I followed him, my gun aimed at the middle of his spine.

He stopped short of a polished black nightstand. “Now?”

“Open the drawer,” I said. “Don’t reach for anything until I tell you.”

He bent and pulled the drawer open. I peered around him. I saw the weapon and the ammo.

“Pull one bullet,” I said. “Leave the gun.”

He reached in and picked up one bullet.

“Now the gun,” I said.

He picked up the gun, his index finger in the trigger guard so it was hanging upside down.

“Load it,” I said. “Slowly. Pointed away from you.”

He did as told and I saw the bullet go into the chamber, heard it lock in place.

“On your knees,” I said. “Gun pointed down at the floor.”

He knelt down and kept the barrel in his right hand pointed at the floor.
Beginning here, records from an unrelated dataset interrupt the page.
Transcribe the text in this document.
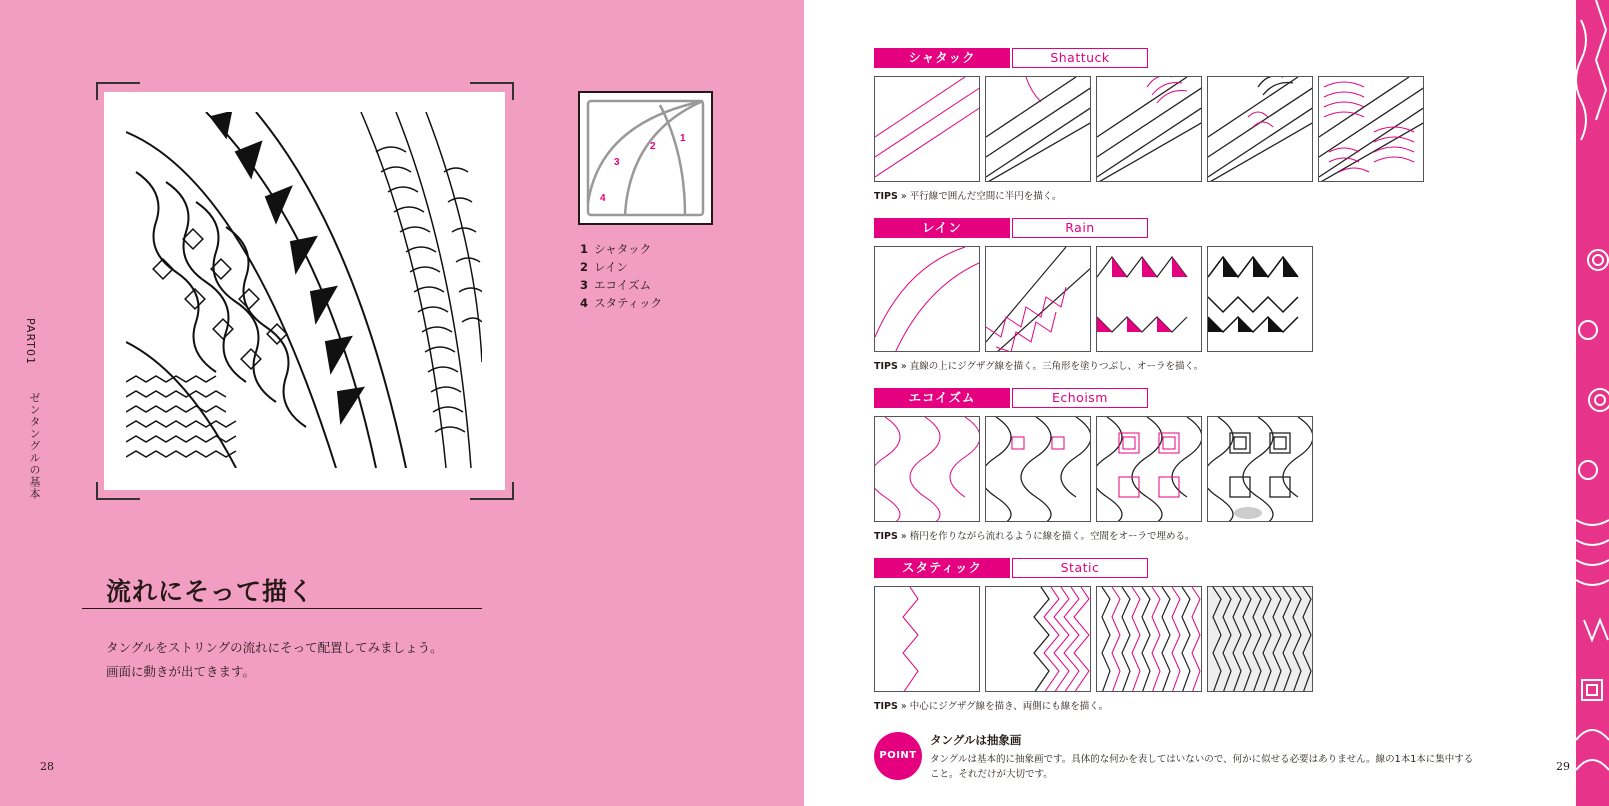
PART01
ゼンタングルの基本
28
1
2
3
4
1 シャタック
2 レイン
3 エコイズム
4 スタティック
流れにそって描く
タングルをストリングの流れにそって配置してみましょう。
画面に動きが出てきます。
29
シャタック	Shattuck
TIPS » 平行線で囲んだ空間に半円を描く。
レイン	Rain
TIPS » 直線の上にジグザグ線を描く。三角形を塗りつぶし、オーラを描く。
エコイズム	Echoism
TIPS » 楕円を作りながら流れるように線を描く。空間をオーラで埋める。
スタティック	Static
TIPS » 中心にジグザグ線を描き、両側にも線を描く。
POINT
タングルは抽象画
タングルは基本的に抽象画です。具体的な何かを表してはいないので、何かに似せる必要はありません。線の1本1本に集中すること。それだけが大切です。
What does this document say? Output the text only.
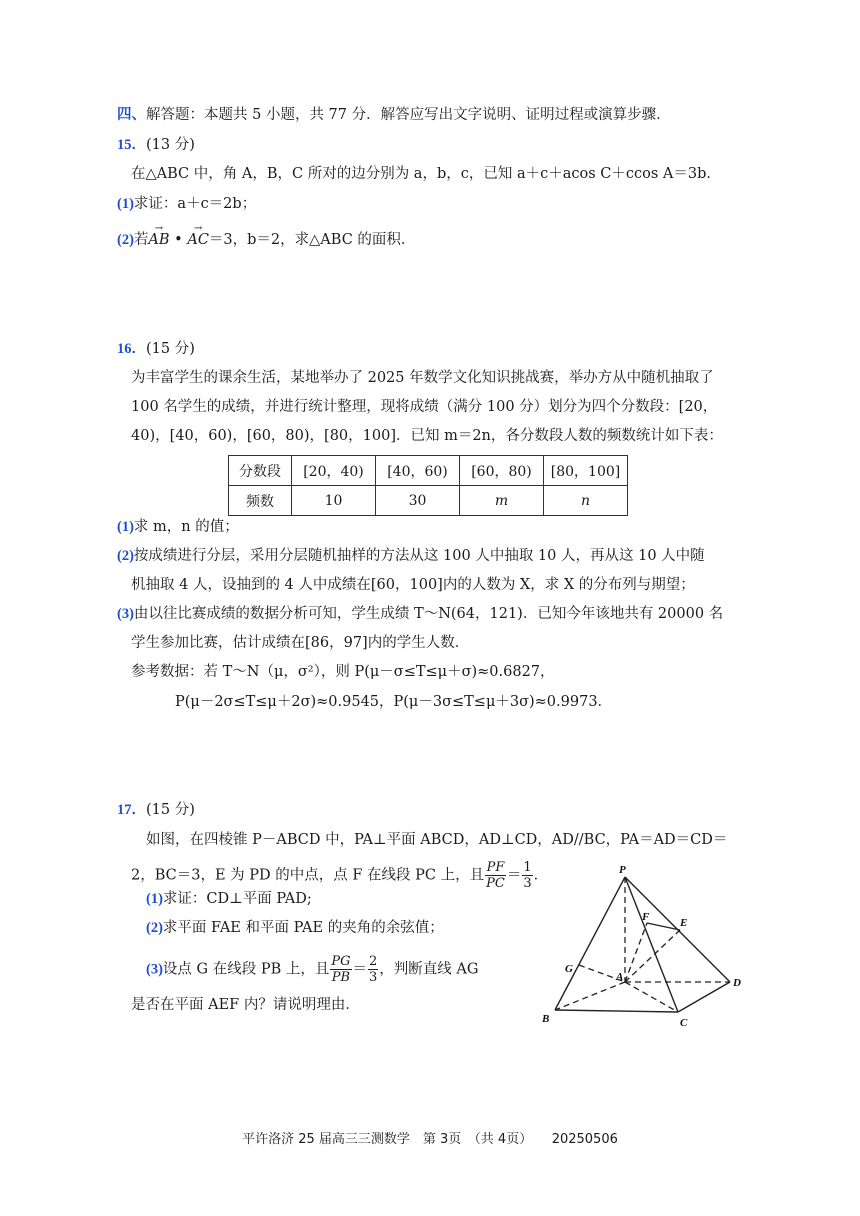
四、解答题：本题共 5 小题，共 77 分．解答应写出文字说明、证明过程或演算步骤．
15．(13 分)
在△ABC 中，角 A，B，C 所对的边分别为 a，b，c，已知 a＋c＋acos C＋ccos A＝3b．
(1)求证：a＋c＝2b；
(2)若→ AB • → AC＝3，b＝2，求△ABC 的面积．
16．(15 分)
为丰富学生的课余生活，某地举办了 2025 年数学文化知识挑战赛，举办方从中随机抽取了
100 名学生的成绩，并进行统计整理，现将成绩（满分 100 分）划分为四个分数段：[20，
40)，[40，60)，[60，80)，[80，100]．已知 m＝2n，各分数段人数的频数统计如下表：
分数段	[20，40)	[40，60)	[60，80)	[80，100]
频数	10	30	m	n
(1)求 m，n 的值；
(2)按成绩进行分层，采用分层随机抽样的方法从这 100 人中抽取 10 人，再从这 10 人中随
机抽取 4 人，设抽到的 4 人中成绩在[60，100]内的人数为 X，求 X 的分布列与期望；
(3)由以往比赛成绩的数据分析可知，学生成绩 T～N(64，121)．已知今年该地共有 20000 名
学生参加比赛，估计成绩在[86，97]内的学生人数．
参考数据：若 T～N（μ，σ²），则 P(μ－σ≤T≤μ＋σ)≈0.6827，
P(μ－2σ≤T≤μ＋2σ)≈0.9545，P(μ－3σ≤T≤μ＋3σ)≈0.9973．
17．(15 分)
如图，在四棱锥 P－ABCD 中，PA⊥平面 ABCD，AD⊥CD，AD//BC，PA＝AD＝CD＝
2，BC＝3，E 为 PD 的中点，点 F 在线段 PC 上，且 $\frac{PF}{PC} = \frac{1}{3}$ ．
(1)求证：CD⊥平面 PAD;
(2)求平面 FAE 和平面 PAE 的夹角的余弦值；
(3)设点 G 在线段 PB 上，且 $\frac{PG}{PB} = \frac{2}{3}$ ，判断直线 AG
是否在平面 AEF 内？请说明理由．
P
F	E
G
A	D
B	C
平许洛济 25 届高三三测数学　第 3页　（共 4页）　　20250506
“Now, turn around,” I said, holding the gun steady on the back of his head. “Slow. Barrel down.”

He pivoted slowly on his knees until he was facing me. There was no fear in his face, no resignation. It was just blank.

“How’d you get her in the car?” I asked, centering the barrel of my gun right between his eyes.

He stared at me, not in any way u

“I told her I had a Christmas present for you,” he said. “I asked her if she’d come help me get it out of the backseat.”

The knot in my gut developed razor-like edges and pain surged through my stomach at the mental image. It was the same story Elizabeth told me. She had remembered. My gut was right. It had been someone she’d known, not just someone dressed up like a cop. And it made sense now as to why he hadn’t shown up at my home after Elizabeth had returned. He’d only come when I was alone. He’d stayed away from her, probably worried that, even with the memory loss, his face or voice might trigger something in her and it would all come flooding back.

“She cry?” I asked. The words were thick and heavy in my throat.

“I gave her something to take the edge off,” he said, shaking his head. “As far as she knew, she just fell asleep.”

The gun felt heavy in my hand, my finger heavy on the trigger.